Friday, October 19, 2007

Nightmare

Favorite things of this very moment (10:31 am):
  • http://www.necroticobsession.com/gothname.html (It's a Goth name generator...haha. And mine is HORRIBLE!)
  • Being awake
  • Apple Fizz
  • Candy Corn (and in my favorite tiny Tupper Ware container)
  • Books (preferably good ones)
  • Friday (as a weekly occurrence, thank goodness)

I had a nightmare last night. You have to understand, I don't have nightmares. Well, I do, but they are a rare occurrence at this stage in my life, and now they are not always the kind where the bad guy is about to get you...sometimes I wish they were.

It was hard to wake up this morning. I woke up with this horrible feeling that someone was about to give me the worst news of my life, but I shook it off. All I could remember at that point was that I had had this dream where Kayla, Jay and I were talking about going to see Kimmie preach when she comes home in a little over a week. That dream wasn't bad. Jay had said he wanted to come with us even.

And that's when I remembered..."new friend Jenny." In my dream, I had this horrible sense of despair. He showed up at church one Sunday, and there was this absolutely beautiful girl. Perfect looking, long dark hair, she looked like a cross between Jen Welty and Aric's new girlfriend. I knew exactly who she was: NEW FRIEND JENNY. *sigh* As it was during church, it wasn't as if I could run off and cry. It brought back all these horrible memories of Jeff breaking up with me right before church. And weirder than that, in this dream, Jeff showed up. He was at church. I didn't expect it at all, and neither did anyone else apparently. I ran over and hugged him like there was no tomorrow. He did that whole cheesy spin-the-girl-around thing you see in movies when long lost friends/brothers/boyfriends/husbands return and they spin you around. Yeah...and I wanted to cry. I wanted to cry because Jeff was there, but I knew things still weren't the same, he hadn't changed, he was just lonely and new I'd be around, I wanted to cry because the tall blond musician had found someone else, someone so much more perfect than I could ever be, that he had confirmed all my fears, and that I wasn't worth fighting for at all...just like Aric did (I mean, come on, if he had cared, he would have said something!), and I couldn't cry because I needed to be upfront to sing. *sigh*

I thought about this dream while I was getting ready this morning. I was more frightened that maybe it wasn't completely a dream. Sometimes my dreams show me something I haven't been able to put together before, or they confirm and idea, or it's just God's way of saying, "Look kid...here's the deal..."

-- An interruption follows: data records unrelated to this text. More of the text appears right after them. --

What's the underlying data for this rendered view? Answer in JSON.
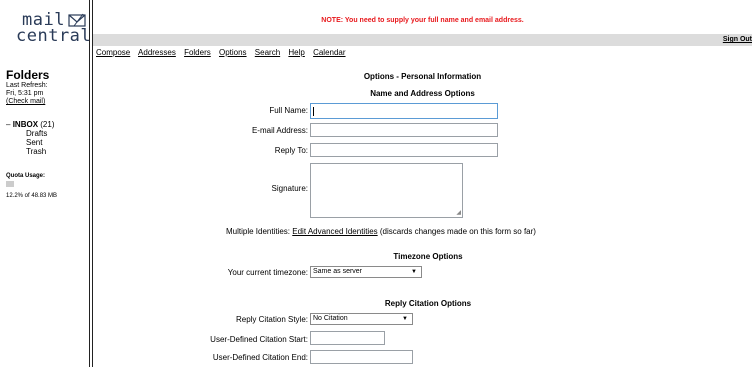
{
  "logo": {
    "line1": "mail",
    "line2": "central"
  },
  "sidebar": {
    "title": "Folders",
    "last_refresh_label": "Last Refresh:",
    "last_refresh_time": "Fri, 5:31 pm",
    "check_mail": "(Check mail)",
    "inbox_label": "INBOX",
    "inbox_count": "(21)",
    "folders": [
      "Drafts",
      "Sent",
      "Trash"
    ],
    "quota_label": "Quota Usage:",
    "quota_text": "12.2% of 48.83 MB",
    "quota_fraction": 0.122
  },
  "notice": "NOTE: You need to supply your full name and email address.",
  "signout": "Sign Out",
  "menu": [
    "Compose",
    "Addresses",
    "Folders",
    "Options",
    "Search",
    "Help",
    "Calendar"
  ],
  "page_title": "Options - Personal Information",
  "sections": {
    "name_address": "Name and Address Options",
    "timezone": "Timezone Options",
    "reply_citation": "Reply Citation Options"
  },
  "fields": {
    "full_name": {
      "label": "Full Name:",
      "value": ""
    },
    "email": {
      "label": "E-mail Address:",
      "value": ""
    },
    "reply_to": {
      "label": "Reply To:",
      "value": ""
    },
    "signature": {
      "label": "Signature:",
      "value": ""
    },
    "timezone": {
      "label": "Your current timezone:",
      "value": "Same as server"
    },
    "citation_style": {
      "label": "Reply Citation Style:",
      "value": "No Citation"
    },
    "citation_start": {
      "label": "User-Defined Citation Start:",
      "value": ""
    },
    "citation_end": {
      "label": "User-Defined Citation End:",
      "value": ""
    }
  },
  "identities": {
    "label": "Multiple Identities:",
    "link": "Edit Advanced Identities",
    "note": "(discards changes made on this form so far)"
  },
  "colors": {
    "notice": "#e8181c",
    "bar": "#dcdcdc",
    "logo": "#2a3b58"
  }
}
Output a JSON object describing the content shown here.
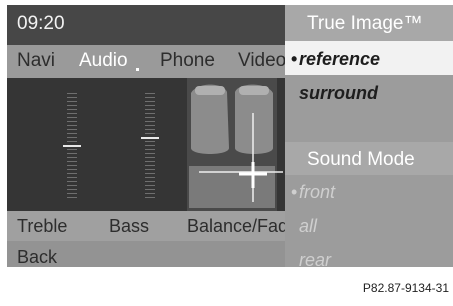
{
  "status": {
    "time": "09:20"
  },
  "tabs": [
    {
      "label": "Navi",
      "active": false
    },
    {
      "label": "Audio",
      "active": true
    },
    {
      "label": "Phone",
      "active": false
    },
    {
      "label": "Video",
      "active": false
    }
  ],
  "bottom": {
    "treble": "Treble",
    "bass": "Bass",
    "balance": "Balance/Fader",
    "back": "Back"
  },
  "panel": {
    "true_image": "True Image™",
    "items": [
      {
        "label": "reference",
        "selected": true
      },
      {
        "label": "surround",
        "selected": false
      }
    ],
    "sound_mode": "Sound Mode",
    "modes": [
      {
        "label": "front",
        "selected": true
      },
      {
        "label": "all",
        "selected": false
      },
      {
        "label": "rear",
        "selected": false
      }
    ]
  },
  "ref_code": "P82.87-9134-31"
}
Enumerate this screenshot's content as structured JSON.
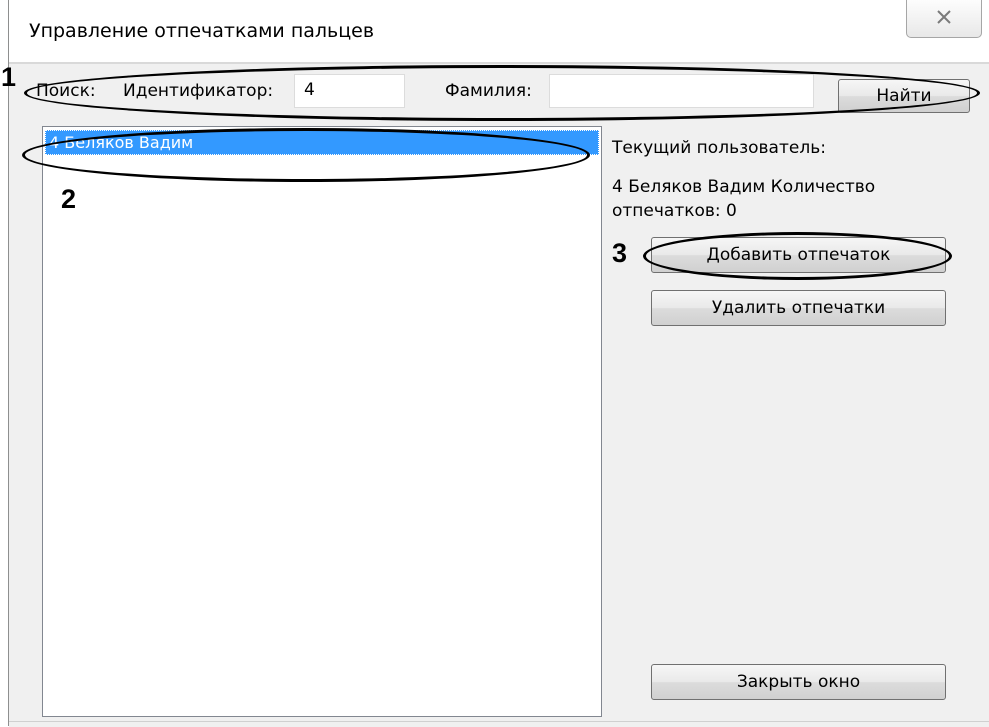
{
  "window": {
    "title": "Управление отпечатками пальцев",
    "close_glyph": "✕"
  },
  "search": {
    "label": "Поиск:",
    "id_label": "Идентификатор:",
    "id_value": "4",
    "surname_label": "Фамилия:",
    "surname_value": "",
    "find_button": "Найти"
  },
  "users": {
    "items": [
      {
        "label": "4 Беляков Вадим",
        "selected": true
      }
    ]
  },
  "current_user": {
    "heading": "Текущий пользователь:",
    "info": "4 Беляков Вадим Количество отпечатков: 0"
  },
  "actions": {
    "add_button": "Добавить отпечаток",
    "delete_button": "Удалить отпечатки",
    "close_button": "Закрыть окно"
  },
  "callouts": {
    "one": "1",
    "two": "2",
    "three": "3"
  },
  "colors": {
    "selection": "#3399ff",
    "window_bg": "#f0f0f0",
    "annotation": "#000000"
  }
}
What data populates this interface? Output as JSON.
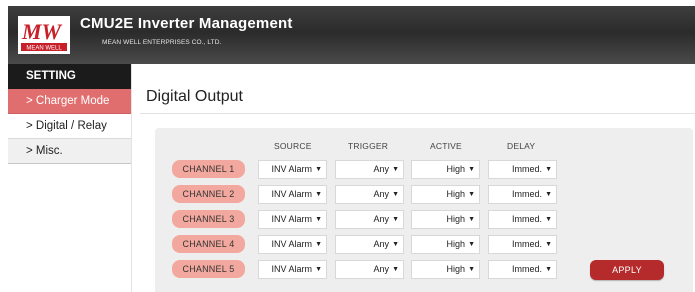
{
  "header": {
    "logo_text": "MW",
    "logo_sub": "MEAN WELL",
    "title": "CMU2E Inverter Management",
    "company": "MEAN WELL ENTERPRISES CO., LTD."
  },
  "sidebar": {
    "heading": "SETTING",
    "items": [
      {
        "label": "> Charger Mode",
        "active": true
      },
      {
        "label": "> Digital / Relay",
        "active": false
      },
      {
        "label": "> Misc.",
        "active": false
      }
    ]
  },
  "page_title": "Digital Output",
  "columns": {
    "source": "SOURCE",
    "trigger": "TRIGGER",
    "active": "ACTIVE",
    "delay": "DELAY"
  },
  "channels": [
    {
      "label": "CHANNEL 1",
      "source": "INV Alarm",
      "trigger": "Any",
      "active": "High",
      "delay": "Immed."
    },
    {
      "label": "CHANNEL 2",
      "source": "INV Alarm",
      "trigger": "Any",
      "active": "High",
      "delay": "Immed."
    },
    {
      "label": "CHANNEL 3",
      "source": "INV Alarm",
      "trigger": "Any",
      "active": "High",
      "delay": "Immed."
    },
    {
      "label": "CHANNEL 4",
      "source": "INV Alarm",
      "trigger": "Any",
      "active": "High",
      "delay": "Immed."
    },
    {
      "label": "CHANNEL 5",
      "source": "INV Alarm",
      "trigger": "Any",
      "active": "High",
      "delay": "Immed."
    }
  ],
  "apply_label": "APPLY",
  "colors": {
    "accent": "#b52a2a",
    "channel_badge": "#f2a89e",
    "nav_active": "#e06e6e",
    "header_bg": "#333333"
  }
}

What if it is? What if the despair was real and this has been a waste of my time? All this waiting and waiting and waiting...what if this is God's gentle way of telling me that I'm about to get my heartbroken again? What if "new friend Jenny" is real? I mean, I know she's actually a person, but what if she's winning his heart. What if all of this has been in vain?

I sound like Riley Armstrong's song "What If." Such a good song. I may have to make myself a mix. Something that will try to help me convince myself this is all in my head and that it's going to work out somehow. Or at least that my nightmare won't come true...

1 comment:

Nikky said...

Hey. That is an awful dream. Im not quite sure what to make of it. I cant ever decide whether I take too much meaning from dreams or not enough. They're tricky I think.
I had one kinda like that..I mean, in the awful sense, last night. Well, you see, it was at North Hills, and Dustin asked me to marry him--and--I said yes in my dream and kept telling myself that I loved him, but everytime I thought about it or looked at him, it just felt wrong and wierd. Well, time moved fast in my dream, and I was rushing around getting ready for the wedding that was at north hills, which is not what I want, I kept saying--no this is fine, I love him, this wedding is fine--but it didnt feel right, and nothing about it was what I wanted. So Im all dressed and everything is set, and Im walking down the isle toward him, feeling like Im going to vomit...then all of a sudden all these other brides showed up--these gorgeous, thin blondes--all walking ahead of me down the isle...no one else seemed to notice or think it was odd. So, I let them all walk up, and I sat down in one of the chairs by the isle. And who was sitting next to me when I looked over? Graysen. I told him that this didnt feel right. That I didnt love Dustin, that I wanted to get married on the beach...nothing about it felt right. And he smiled and grabbed my hand and said, well, lets leave then. Lets go somewhere else. Then I woke up.

Yeah. I have no idea where that one came from.

Im sorry about new friend jenny. I know how you feel on that one.